STEP-BY-STEP

SF AI Playbook

This Playbook, developed by the City and County of San Francisco’s Emerging Technologies Team, offers guidance to help City departments use artificial intelligence (AI) responsibly in their services. It outlines key steps to consider when exploring AI adoption or planning pilot projects.

Department of Technology (DT)

The SF AI Playbook helps City staff use AI in a careful and fair way to make services better for everyone in San Francisco.

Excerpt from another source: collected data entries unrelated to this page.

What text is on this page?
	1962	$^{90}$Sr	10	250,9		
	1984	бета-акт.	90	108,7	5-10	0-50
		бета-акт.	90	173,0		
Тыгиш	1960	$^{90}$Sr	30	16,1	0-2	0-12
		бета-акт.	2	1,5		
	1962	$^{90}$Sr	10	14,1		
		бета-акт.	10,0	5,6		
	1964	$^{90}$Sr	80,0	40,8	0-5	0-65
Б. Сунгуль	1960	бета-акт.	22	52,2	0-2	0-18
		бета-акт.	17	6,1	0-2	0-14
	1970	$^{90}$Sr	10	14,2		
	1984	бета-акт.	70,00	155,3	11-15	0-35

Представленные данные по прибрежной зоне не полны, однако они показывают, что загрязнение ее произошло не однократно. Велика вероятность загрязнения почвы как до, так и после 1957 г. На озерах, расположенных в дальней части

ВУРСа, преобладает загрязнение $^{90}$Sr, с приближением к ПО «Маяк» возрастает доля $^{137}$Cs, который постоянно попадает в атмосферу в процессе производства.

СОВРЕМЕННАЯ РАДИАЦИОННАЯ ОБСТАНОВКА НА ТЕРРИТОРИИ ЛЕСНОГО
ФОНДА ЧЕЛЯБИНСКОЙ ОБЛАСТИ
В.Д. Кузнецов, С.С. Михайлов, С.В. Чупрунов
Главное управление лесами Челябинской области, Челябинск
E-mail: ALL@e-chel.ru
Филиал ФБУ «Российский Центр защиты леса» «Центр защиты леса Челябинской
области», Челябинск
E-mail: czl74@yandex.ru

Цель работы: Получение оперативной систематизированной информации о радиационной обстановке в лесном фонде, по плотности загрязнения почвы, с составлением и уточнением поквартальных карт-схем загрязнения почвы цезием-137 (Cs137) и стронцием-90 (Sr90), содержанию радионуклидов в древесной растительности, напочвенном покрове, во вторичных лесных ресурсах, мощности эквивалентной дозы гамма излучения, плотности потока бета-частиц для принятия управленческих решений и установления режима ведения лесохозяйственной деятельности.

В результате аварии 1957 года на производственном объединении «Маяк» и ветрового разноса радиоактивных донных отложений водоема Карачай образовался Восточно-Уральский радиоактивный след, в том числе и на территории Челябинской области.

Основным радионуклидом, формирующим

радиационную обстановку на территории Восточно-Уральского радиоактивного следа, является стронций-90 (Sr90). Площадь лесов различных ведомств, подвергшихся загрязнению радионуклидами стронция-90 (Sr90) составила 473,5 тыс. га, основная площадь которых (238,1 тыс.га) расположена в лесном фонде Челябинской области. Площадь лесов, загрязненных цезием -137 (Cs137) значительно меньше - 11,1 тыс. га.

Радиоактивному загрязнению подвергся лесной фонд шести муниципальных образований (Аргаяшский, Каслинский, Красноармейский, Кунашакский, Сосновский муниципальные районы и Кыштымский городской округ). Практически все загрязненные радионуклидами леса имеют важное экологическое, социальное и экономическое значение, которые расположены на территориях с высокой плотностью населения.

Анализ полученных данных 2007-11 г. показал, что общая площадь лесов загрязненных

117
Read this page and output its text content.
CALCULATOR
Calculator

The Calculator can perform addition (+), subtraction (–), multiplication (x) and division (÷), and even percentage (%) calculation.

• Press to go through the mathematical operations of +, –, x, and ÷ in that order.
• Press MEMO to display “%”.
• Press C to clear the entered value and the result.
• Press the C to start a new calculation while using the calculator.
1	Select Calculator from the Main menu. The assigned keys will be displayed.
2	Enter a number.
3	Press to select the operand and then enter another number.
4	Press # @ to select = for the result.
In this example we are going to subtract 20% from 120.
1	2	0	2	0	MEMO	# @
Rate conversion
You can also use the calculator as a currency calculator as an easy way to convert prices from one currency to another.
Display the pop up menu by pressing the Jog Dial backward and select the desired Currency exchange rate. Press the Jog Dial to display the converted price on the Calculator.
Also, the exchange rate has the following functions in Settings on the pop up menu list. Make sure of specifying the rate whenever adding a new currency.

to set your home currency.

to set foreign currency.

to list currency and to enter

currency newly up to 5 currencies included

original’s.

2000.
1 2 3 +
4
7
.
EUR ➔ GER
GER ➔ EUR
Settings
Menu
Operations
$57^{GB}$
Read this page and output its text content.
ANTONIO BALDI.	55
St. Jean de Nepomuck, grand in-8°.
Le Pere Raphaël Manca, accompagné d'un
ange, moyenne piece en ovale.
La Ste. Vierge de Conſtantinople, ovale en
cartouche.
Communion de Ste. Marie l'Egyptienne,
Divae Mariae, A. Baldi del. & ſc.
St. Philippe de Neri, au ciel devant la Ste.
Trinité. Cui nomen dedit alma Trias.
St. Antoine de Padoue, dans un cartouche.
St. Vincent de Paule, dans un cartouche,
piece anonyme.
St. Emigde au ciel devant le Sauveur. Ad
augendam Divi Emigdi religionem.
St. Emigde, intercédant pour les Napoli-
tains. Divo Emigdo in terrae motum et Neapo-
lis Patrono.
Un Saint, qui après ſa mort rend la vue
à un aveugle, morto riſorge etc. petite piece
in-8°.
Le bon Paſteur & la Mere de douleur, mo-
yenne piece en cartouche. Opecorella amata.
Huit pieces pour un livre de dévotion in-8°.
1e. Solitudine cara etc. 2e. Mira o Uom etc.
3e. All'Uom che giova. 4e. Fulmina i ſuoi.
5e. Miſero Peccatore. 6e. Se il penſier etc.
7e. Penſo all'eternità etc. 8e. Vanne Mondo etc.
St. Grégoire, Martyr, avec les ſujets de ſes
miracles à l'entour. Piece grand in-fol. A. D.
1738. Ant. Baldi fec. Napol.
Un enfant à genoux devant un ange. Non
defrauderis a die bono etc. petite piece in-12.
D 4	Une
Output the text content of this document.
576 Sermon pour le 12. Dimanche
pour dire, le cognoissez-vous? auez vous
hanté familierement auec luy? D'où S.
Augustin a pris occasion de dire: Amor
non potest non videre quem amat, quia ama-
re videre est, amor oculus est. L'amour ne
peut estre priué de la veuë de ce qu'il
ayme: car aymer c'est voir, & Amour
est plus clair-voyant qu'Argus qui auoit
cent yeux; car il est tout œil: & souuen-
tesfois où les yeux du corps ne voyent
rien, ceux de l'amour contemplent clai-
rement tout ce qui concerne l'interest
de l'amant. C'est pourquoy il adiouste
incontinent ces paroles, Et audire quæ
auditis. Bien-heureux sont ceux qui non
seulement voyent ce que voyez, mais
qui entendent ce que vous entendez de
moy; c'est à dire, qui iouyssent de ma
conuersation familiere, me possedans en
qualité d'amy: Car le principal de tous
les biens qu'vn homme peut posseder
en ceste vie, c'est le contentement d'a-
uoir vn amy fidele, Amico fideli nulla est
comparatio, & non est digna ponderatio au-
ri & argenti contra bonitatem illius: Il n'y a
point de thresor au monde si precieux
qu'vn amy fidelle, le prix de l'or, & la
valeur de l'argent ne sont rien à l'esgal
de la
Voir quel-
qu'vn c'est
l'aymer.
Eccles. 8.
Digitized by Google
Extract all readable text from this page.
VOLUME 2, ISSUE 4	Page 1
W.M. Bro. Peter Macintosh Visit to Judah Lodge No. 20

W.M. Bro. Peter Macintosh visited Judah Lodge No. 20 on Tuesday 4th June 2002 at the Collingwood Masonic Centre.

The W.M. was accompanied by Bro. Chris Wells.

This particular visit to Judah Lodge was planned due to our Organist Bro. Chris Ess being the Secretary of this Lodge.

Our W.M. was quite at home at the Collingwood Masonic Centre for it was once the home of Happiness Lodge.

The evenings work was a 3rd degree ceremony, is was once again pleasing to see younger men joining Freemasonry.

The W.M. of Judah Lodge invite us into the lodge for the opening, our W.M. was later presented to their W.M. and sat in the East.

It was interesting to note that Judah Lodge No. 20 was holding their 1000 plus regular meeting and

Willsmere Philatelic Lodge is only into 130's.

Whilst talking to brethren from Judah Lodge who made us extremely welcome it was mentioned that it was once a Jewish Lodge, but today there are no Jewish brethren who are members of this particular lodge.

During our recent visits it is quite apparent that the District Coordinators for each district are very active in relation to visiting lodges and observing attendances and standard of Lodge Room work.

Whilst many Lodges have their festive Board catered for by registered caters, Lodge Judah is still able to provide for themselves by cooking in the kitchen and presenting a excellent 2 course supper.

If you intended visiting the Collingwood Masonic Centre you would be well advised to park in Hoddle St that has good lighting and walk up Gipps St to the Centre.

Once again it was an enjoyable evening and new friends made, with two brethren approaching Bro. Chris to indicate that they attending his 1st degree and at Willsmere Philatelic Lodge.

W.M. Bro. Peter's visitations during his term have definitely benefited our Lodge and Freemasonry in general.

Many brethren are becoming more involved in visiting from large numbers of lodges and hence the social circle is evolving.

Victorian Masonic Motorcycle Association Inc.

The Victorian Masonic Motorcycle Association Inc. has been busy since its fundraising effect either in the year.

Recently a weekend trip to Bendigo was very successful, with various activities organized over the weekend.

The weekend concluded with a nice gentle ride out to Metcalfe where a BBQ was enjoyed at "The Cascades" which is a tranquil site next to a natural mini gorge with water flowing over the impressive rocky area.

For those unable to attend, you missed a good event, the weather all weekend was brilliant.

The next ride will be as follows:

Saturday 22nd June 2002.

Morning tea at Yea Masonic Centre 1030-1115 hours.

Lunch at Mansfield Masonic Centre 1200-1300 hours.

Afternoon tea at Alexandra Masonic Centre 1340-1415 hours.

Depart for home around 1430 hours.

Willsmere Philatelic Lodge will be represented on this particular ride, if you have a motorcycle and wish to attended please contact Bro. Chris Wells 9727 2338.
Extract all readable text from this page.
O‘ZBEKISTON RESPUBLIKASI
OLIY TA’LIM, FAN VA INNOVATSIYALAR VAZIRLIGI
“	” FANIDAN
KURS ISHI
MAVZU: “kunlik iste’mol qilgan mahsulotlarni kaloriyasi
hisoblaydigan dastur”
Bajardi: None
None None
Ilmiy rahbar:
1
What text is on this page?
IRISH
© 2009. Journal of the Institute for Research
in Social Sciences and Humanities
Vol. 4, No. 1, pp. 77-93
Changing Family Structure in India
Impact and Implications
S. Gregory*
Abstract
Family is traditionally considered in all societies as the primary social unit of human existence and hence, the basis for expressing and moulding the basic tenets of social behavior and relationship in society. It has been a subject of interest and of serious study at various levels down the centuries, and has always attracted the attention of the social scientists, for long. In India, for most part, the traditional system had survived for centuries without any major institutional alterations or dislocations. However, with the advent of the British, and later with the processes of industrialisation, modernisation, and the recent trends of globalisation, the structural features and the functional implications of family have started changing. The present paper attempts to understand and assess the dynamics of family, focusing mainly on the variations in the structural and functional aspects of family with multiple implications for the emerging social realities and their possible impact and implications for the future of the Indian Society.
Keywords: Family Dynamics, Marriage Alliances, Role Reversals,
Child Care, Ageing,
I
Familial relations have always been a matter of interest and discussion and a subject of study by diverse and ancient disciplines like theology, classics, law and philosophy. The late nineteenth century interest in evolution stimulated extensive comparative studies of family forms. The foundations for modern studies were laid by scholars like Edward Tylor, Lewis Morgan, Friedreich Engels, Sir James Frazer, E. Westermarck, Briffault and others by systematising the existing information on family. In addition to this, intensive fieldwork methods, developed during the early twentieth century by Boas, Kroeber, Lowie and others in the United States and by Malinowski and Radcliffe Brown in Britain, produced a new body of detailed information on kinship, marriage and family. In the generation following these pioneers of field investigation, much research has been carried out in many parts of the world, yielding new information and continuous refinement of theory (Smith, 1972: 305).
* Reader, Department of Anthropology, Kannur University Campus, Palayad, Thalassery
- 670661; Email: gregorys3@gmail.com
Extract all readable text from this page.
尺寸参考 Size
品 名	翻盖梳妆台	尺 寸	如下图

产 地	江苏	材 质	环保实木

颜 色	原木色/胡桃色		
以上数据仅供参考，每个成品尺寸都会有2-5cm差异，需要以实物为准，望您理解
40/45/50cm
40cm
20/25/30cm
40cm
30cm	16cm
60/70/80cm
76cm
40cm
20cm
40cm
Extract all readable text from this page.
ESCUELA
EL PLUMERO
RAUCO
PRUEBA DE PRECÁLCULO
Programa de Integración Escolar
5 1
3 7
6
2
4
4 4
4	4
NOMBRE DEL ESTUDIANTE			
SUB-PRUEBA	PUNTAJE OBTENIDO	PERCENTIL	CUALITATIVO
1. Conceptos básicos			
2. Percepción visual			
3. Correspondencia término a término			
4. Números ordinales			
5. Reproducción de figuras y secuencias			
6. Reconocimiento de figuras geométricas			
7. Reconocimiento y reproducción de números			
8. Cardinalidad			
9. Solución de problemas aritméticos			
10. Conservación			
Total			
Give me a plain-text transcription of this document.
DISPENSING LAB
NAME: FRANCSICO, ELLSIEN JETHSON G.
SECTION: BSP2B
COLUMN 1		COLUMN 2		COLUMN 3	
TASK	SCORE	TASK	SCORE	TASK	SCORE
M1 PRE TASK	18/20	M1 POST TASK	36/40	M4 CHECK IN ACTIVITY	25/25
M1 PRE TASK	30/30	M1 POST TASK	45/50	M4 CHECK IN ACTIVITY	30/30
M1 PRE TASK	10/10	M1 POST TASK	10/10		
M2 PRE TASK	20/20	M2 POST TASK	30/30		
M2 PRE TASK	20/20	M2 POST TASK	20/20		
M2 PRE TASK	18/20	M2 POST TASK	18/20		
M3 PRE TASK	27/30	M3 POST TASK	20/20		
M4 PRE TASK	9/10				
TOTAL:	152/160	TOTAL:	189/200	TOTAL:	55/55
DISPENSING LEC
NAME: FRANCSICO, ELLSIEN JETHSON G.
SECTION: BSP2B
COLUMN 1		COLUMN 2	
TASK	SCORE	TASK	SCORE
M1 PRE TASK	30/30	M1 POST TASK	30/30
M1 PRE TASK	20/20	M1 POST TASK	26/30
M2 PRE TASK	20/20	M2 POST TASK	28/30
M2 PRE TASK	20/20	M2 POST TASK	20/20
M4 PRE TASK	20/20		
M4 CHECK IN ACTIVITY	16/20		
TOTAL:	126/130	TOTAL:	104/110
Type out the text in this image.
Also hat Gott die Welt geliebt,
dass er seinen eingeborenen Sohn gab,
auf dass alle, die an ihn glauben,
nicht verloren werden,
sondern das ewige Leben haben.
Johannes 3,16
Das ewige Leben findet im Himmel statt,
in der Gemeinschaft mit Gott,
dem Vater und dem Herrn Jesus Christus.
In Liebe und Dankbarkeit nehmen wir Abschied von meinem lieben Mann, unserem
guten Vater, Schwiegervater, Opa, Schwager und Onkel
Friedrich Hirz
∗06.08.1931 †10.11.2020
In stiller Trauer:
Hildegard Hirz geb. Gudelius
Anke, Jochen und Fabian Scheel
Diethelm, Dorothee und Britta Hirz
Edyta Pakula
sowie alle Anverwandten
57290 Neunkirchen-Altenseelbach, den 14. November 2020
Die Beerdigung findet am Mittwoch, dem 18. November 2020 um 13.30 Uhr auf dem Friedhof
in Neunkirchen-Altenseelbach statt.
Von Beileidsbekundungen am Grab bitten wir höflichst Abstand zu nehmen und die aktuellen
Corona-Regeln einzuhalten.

It explains how to choose the right problems to solve, decide if AI can help, use good data, focus on equity, measure results, and stay open with the public. Staff can follow the scan–pilot–evaluate–scale steps: start small, test ideas, learn what works, and scale successful projects.

Print version

SF AI Playbook + Implementation Worksheet

1

Define the Problem You Aim to Solve

Before choosing any AI approach, start by clearly defining the problem and the outcome you want to achieve. Describe who will be affected, what will improve, and why it matters. Keep the problem statement neutral, and connect it to City goals to ensure the work delivers clear public value.

2

Assess Whether and How to Use AI

AI isn’t always the right tool. First, confirm whether the problem needs AI at all. If it does, choose the simplest approach that works.

3

Put People and Their Rights First

AI tools can sometimes make mistakes, be unfair, or invade people’s privacy. They can also change the kinds of skills workers need and how their jobs are done. Identify these risks early, weigh them against public benefits, and address them with enforceable safeguards and mitigations.

4

Make Sure the Data Fits the Task

AI systems are only as good as the data they use. If the data is incomplete or biased, the results will be too. Make sure the data used is accurate, complete, and fair, and follow City data policies for how they are stored and managed.

5

Set Up an Evaluation Plan Before Starting Your Pilot

Evaluate technical performance, public impact (with specific attention to equity, civil rights, and community trust), and overall outcomes. This means assessing whether the AI tool works as intended, and whether it advances equity, protects rights, and builds public trust.

6

Assess Whether to Build or Buy

Decide whether to build in-house or buy from a vendor based on staff skills, capacity, and existing infrastructure. First, see if the City already has tools that can be adapted for your needs. Only add new technology when it clearly advances public value.

7

Disclose AI Use Through the AI Inventory

Be transparent about AI use. City law (Chapter 22J) requires departments to disclose AI systems they use, along with their purpose. These disclosures are published in the public AI Use Inventory.